Wöhr M, Orduz D, Gregory P, Moreno H, Khan U, Vörckel KJ, Wolfer DP, Welzl H, Gall D, Schiffmann SN, Schwaller B (2015) Lack of parvalbumin in mice leads to behavioral deficits relevant to all human autism core symptoms and related neural morphofunctional abnormalities. Translational Psychiatry 5:e525.

Scientific focus :

My main research interests include neurobiological mechanisms underlying deficits in social behavior, acoustic communication through ultrasonic vocalizations, and socio-affective information processing in rodents. My team and I currently pursue two primary areas of research funded by the German Research Council (Deutsche Forschungsgemeinschaft, DFG). The first area of research investigates the distinct communicative functions of ultrasonic vocalizations in regulating social behavior in rodents. Here, we apply two main experimental approaches, focusing on sender and receiver, respectively. Firstly, we study the emission of ultrasonic vocalizations in the sender exposed to multiple social contexts differing in emotional valence, and validate their functional roles by means of surgical devocalization.
Secondly, we developed a playback paradigm, which allows us to assess behavioral responses elicited in the receiver, in combination with measurements of neurotransmitter release by fast-scan cyclic voltammetry or changes in neuronal activity patterns by electrophysiological recordings in freely-moving rodents.

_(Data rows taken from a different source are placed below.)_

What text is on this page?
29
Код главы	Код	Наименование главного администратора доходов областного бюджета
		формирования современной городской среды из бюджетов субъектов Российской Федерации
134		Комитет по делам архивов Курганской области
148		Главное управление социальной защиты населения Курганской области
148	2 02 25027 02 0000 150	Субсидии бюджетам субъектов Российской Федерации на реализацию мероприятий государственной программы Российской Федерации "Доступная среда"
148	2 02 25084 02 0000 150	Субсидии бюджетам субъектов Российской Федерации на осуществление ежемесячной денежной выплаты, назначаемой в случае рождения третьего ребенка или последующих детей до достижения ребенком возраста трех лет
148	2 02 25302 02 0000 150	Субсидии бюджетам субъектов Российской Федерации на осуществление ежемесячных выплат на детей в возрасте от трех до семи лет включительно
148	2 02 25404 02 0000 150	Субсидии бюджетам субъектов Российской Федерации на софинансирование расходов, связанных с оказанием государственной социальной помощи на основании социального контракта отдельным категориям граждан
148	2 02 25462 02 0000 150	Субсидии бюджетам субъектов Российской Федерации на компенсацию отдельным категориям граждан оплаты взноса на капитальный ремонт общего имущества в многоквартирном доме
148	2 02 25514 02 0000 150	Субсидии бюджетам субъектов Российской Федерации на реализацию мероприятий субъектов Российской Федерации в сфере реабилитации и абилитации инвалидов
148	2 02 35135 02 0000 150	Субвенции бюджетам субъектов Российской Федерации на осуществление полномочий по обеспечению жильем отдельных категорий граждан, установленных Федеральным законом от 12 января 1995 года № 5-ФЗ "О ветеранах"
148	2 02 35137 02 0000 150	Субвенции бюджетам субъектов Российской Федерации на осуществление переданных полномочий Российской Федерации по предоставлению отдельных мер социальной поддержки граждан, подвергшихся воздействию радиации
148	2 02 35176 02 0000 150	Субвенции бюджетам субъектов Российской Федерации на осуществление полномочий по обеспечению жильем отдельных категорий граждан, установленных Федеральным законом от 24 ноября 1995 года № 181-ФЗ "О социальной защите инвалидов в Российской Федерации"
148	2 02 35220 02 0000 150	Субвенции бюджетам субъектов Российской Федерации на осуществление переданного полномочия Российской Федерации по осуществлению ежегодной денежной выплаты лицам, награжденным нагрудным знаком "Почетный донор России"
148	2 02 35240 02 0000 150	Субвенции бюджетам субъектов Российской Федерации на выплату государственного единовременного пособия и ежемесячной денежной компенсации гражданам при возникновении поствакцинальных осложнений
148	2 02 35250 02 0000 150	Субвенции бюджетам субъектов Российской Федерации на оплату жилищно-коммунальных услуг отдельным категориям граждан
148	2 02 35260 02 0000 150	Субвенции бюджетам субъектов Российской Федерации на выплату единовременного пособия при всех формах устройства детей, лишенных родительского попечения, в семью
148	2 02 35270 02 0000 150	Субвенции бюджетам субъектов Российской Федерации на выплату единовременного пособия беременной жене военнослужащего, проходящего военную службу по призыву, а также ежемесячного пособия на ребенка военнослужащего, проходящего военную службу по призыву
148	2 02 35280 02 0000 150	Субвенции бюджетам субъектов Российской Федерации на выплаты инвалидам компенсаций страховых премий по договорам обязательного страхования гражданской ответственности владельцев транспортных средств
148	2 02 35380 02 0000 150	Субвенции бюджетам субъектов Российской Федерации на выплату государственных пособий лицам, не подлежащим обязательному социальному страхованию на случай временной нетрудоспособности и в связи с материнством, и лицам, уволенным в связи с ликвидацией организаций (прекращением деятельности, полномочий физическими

A second line of research aims at the identification and translational cross-validation of genetic risk factors for ASD and SCZ in genetically-modified organisms, including rodents lacking genes encoding for transsynaptic and scaffolding proteins (e.g. Nlgn2 and Shank1) calcium signaling complexes (e.g. Cacna1c and Pvalb), and components involved in proper neurotransmitter functioning (e.g. Slc6a4 and Tph2).